WHAT TO DRINK
This month, Richard Hemming examines the syrah grape variety
One of France’s greatest vinous exports, syrah is far better known by its other name: shiraz. Whatever is written on the label, it’s the same variety in the bottle. However, there is an implication about style: most wine labelled shiraz tends to be full-bodied, ripe and jammy, while syrah is a more fragrant and restrained style, often characterised by a piquant spiciness.

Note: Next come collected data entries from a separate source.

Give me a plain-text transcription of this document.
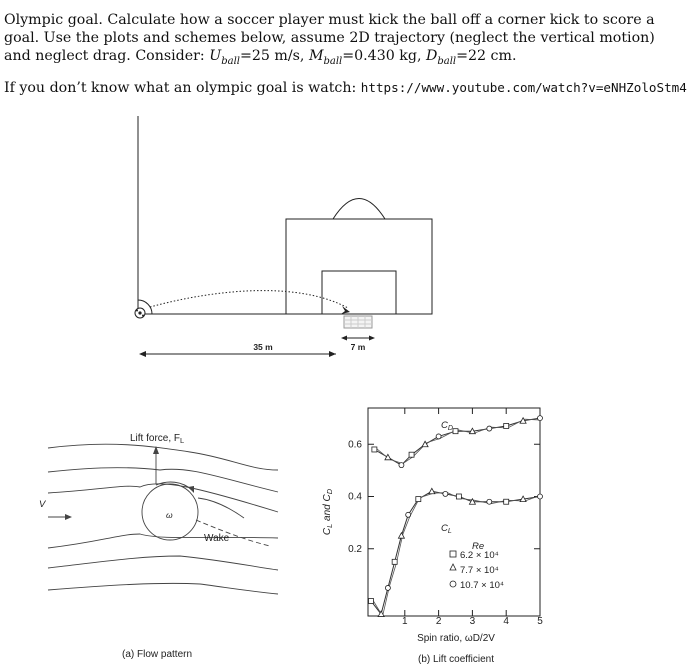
Olympic goal. Calculate how a soccer player must kick the ball off a corner kick to score a goal. Use the plots and schemes below, assume 2D trajectory (neglect the vertical motion) and neglect drag. Consider: $U_{ball}=25$ m/s, $M_{ball}=0.430$ kg, $D_{ball}=22$ cm.
If you don’t know what an olympic goal is watch: https://www.youtube.com/watch?v=eNHZoloStm4
35 m	7 m
Lift force, $F_L$
V
ω
Wake
(a) Flow pattern
0.2
0.4
0.6
1	2	3	4	5
$C_L$ and $C_D$
Spin ratio, ωD/2V
(b) Lift coefficient
$C_D$
$C_L$
Re
6.2 × 10⁴
7.7 × 10⁴
10.7 × 10⁴
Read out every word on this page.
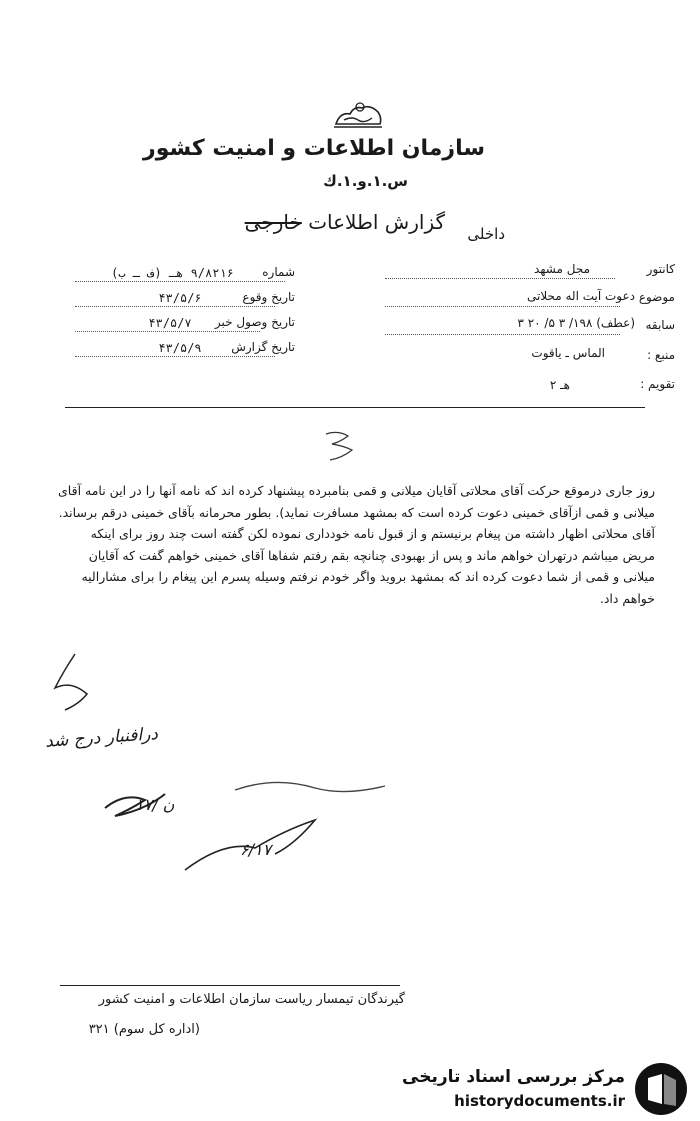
سازمان اطلاعات و امنیت کشور
س.۱.و.۱.ك
گزارش اطلاعات خارجی	داخلی
شماره
۹/۸۲۱۶ هـ (ف ـ ب)
تاریخ وقوع
۴۳/۵/۶
تاریخ وصول خبر
۴۳/۵/۷
تاریخ گزارش
۴۳/۵/۹
کانتور
مجل مشهد
موضوع
دعوت آیت اله محلاتی
سابقه
(عطف) ۱۹۸/ ۳ ۵/ ۲۰ ۳
منبع :
الماس ـ یاقوت
تقویم :
هـ ۲

روز جاری درموقع حرکت آقای محلاتی آقایان میلانی و قمی بنامبرده پیشنهاد کرده اند که نامه آنها را در این نامه آقای میلانی و قمی ازآقای خمینی دعوت کرده است که بمشهد مسافرت نماید). بطور محرمانه بآقای خمینی درقم برساند.

آقای محلاتی اظهار داشته من پیغام برنیستم و از قبول نامه خودداری نموده لکن گفته است چند روز برای اینکه مریض میباشم درتهران خواهم ماند و پس از بهبودی چنانچه بقم رفتم شفاها آقای خمینی خواهم گفت که آقایان میلانی و قمی از شما دعوت کرده اند که بمشهد بروید واگر خودم نرفتم وسیله پسرم این پیغام را برای مشارالیه خواهم داد.

درافنبار درج شد
۱۷/ ن
۶/۱۷
گیرندگان تیمسار ریاست سازمان اطلاعات و امنیت کشور
(اداره کل سوم) ۳۲۱
مرکز بررسی اسناد تاریخی
historydocuments.ir
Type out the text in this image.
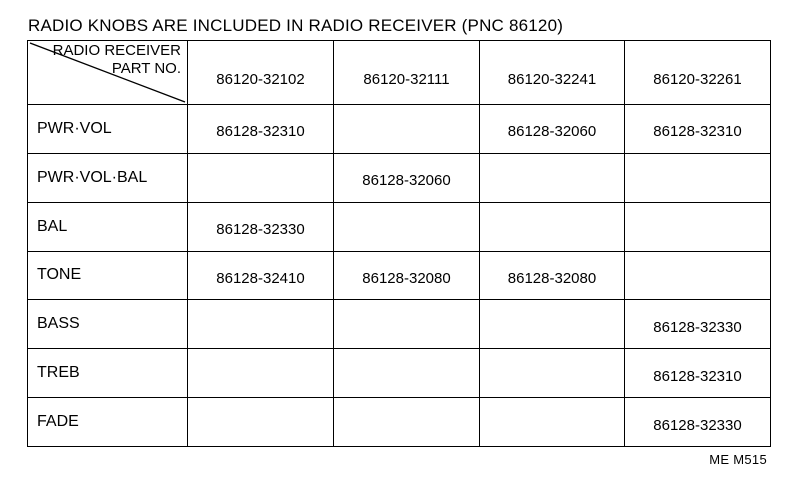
RADIO KNOBS ARE INCLUDED IN RADIO RECEIVER (PNC 86120)
RADIO RECEIVER
PART NO.	86120-32102	86120-32111	86120-32241	86120-32261
PWR·VOL	86128-32310		86128-32060	86128-32310
PWR·VOL·BAL		86128-32060		
BAL	86128-32330			
TONE	86128-32410	86128-32080	86128-32080	
BASS				86128-32330
TREB				86128-32310
FADE				86128-32330
ME M515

Climate is the key to the difference. While typical shiraz from Australia tends to come from hot regions, the heartland of syrah in France is cooler, by viticultural standards: the northern Rhône valley. Running between Vienne and Valence, this region only produces 5% of the valley’s wine, but it specialises in syrah.
Typically, they are deep coloured with fresh bramble fruit flavours, medium body and complex flavours ranging from savoury spice to pepper to charred meat. The most soughtafter appellations such as Hermitage and Côte-Rôtie rarely cost less than £25, but there are some bargains to be had (see my recommendations below).
Syrah is also often used as a blending variety with grenache and others to make Côtes-du-Rhône reds – though it is usually in the minority. You can also find syrah used to make rosé. Also, look out for syrah-viognier blends, where up to 10% of the white grape viognier is blended in – a most unusual innovation, based on the recipe for Côte-Rôtie.
Domaine de Montval, Syrah 2015 PGI Pays du Gard (£8.99 Majestic Wine) The Gard department is one of the three main parts of the Languedoc, where swathes of vineyards produce reliably good-value wine from dozens of different varieties. Despite the relatively warm origins, this syrah from Domaine de Montval has surprising delicacy. Full of black pepper, floral fragrance and juicy blackberry fruit – and comes with a hefty discount when you buy six!
Michel et Stéphane Ogier, La Rosine Syrah 2014 PGI Collines Rhodaniennes (£14.60 Lay & Wheeler) Just opposite Côte-Rôtie (one of the Rhône valley’s top appellations) are hillsides known as the Collines Rhodaniennes. The Romans prized these vines, yet they remain largely undiscovered today. Thankfully, producers such as the Ogiers are making wines that prove the region’s potential, with pristine black fruit and a wonderful savoury meaty character. If this had Côte-Rôtie on the label, it would cost twice the price.
Delas, Domaine des Grands Chemins 2014 Crozes-Hermitage (£19 The Wine Society) Delas is one of my favourite Rhône producers, and this Crozes-Hermitage is an absolute stonker. It comes from their own organic domaine within a large appellation area that takes its name from the prestigious hill of Hermitage. This example is rich and smoky, with typical black peppercorn spice on the finish and chewy tannin that will support bottle maturation for up to a decade.